Découvrir le sens, c’est comprendre, c’est-à-dire rétablir les relations entre chaque terme isolé et tous les autres.
Trouver le sens d’une chose, c’est la comprendre. Or ce que nous ne comprenons pas, c’est ce qui reste pour nous isolé. Ce que nous comprenons, c’est ce dont nous percevons les relations avec tous les autres modes de l’être, et qui, si l’on peut dire, en évoque la totalité. Comme s’il y avait une intelligibilité nécessaire du tout de l’être, résidant dans une infinité de relations à la fois pensées et voulues. Cependant, il faut être attentif ici à ce sens étymologique du mot comprendre, qui veut dire embrasser : car il s’agit moins de faire tenir le réel dans notre esprit comme dans une sorte de contenant, que de lui permettre de retrouver dans les choses elles-mêmes une sorte de continuité dont il est le témoin. Comprendre, c’est saisir, comme le montre bien le langage le plus commun ; mais à quel moment peut-on saisir ou que saisit-on, sinon cette sorte d’appel mutuel des choses ou des idées les unes par les autres, qui cesse de nous les faire paraître étrangères ou de nous faire paraître étranger à elles et semble faire coïncider leur présence avec notre propre présence à nous-même ?
Si c’est le sens de chaque chose que la conscience cherche à atteindre, on comprend très bien que l’absence de sens coïncide avec le moment où la conscience retire son intérêt à la chose. Nous disons alors qu’elle est insignifiante. Mais dire qu’elle est insignifiante, c’est, en lui retirant tout rapport avec nous, lui retirer l’être même qui lui appartient. Que demeurerait-il d’elle, alors, qu’une sorte d’apparence évanouissante qui ne laisse aucune trace dans le monde, ou du moins sur les choses qui comptent pour nous dans le monde, et n’entre en relation avec aucune des fonctions de la conscience ? Dire qu’une chose est pour nous insignifiante, c’est la rejeter nous-même au néant. Ce qui ne saurait empêcher qu’elle retrouve un sens pour d’autres que pour nous-même, et pour nous-même aussi, dès que nous réussissons à adopter, pour un moment, la perspective à travers laquelle ils la considèrent.

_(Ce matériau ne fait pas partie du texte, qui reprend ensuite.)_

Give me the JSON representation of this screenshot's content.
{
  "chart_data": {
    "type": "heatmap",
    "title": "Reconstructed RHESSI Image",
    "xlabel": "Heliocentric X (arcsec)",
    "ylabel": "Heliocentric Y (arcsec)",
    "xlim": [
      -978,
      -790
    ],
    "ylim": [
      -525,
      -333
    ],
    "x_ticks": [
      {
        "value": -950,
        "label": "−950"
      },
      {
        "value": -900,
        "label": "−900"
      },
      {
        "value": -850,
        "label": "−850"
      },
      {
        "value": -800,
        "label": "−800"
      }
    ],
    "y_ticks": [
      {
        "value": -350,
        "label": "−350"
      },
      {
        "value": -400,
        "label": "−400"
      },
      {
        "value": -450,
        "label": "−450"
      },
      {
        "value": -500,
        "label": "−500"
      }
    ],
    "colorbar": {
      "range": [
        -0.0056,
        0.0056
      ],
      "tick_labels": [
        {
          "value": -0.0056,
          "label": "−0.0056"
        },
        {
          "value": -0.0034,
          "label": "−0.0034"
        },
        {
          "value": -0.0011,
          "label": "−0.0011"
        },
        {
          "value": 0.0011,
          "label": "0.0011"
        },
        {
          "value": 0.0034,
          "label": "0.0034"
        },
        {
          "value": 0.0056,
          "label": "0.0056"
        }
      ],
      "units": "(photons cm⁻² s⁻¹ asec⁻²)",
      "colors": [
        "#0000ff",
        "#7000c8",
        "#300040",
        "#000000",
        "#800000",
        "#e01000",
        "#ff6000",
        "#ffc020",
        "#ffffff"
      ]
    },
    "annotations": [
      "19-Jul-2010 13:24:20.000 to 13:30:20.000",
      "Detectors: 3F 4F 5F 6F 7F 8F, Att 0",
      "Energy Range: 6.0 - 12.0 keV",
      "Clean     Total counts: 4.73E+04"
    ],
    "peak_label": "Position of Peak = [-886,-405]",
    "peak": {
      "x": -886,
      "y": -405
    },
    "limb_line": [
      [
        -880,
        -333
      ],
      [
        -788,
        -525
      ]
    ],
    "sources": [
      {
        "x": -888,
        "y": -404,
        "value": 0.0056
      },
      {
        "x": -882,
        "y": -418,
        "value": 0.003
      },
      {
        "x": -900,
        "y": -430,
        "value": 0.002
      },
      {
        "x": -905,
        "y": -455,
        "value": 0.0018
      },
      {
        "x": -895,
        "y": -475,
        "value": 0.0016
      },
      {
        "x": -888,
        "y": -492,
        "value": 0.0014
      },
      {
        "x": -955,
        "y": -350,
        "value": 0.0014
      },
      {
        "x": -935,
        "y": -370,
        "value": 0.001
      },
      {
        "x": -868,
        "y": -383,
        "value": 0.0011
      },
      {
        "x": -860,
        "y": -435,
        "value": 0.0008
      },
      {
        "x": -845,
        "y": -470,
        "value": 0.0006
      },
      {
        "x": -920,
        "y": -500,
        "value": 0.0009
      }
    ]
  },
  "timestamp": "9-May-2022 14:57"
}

De là, on peut tirer l’importance du langage. Car le propre du langage, ce n’est nullement comme on le croit de désigner la chose, mais seulement le sens de la chose, de telle sorte que, comme le veut Husserl, je vise la chose par le langage dans un acte significatif, afin de l’atteindre elle-même dans un acte intuitif. La liaison du langage et de la pensée montre comment les mots, qui sont des choses aussi, se distinguent pourtant des choses, en devenant seulement les véhicules du sens. Aussi peut-on dire que toute discussion philosophique ou du moins logique porte naturellement sur le sens des mots et qu’il faut être capable de reconnaître ce sens pour pouvoir l’appliquer aux choses quand elles sont absentes et que nous cherchons, pour ainsi dire, à les évoquer, soit pour nous-même, soit pour les autres.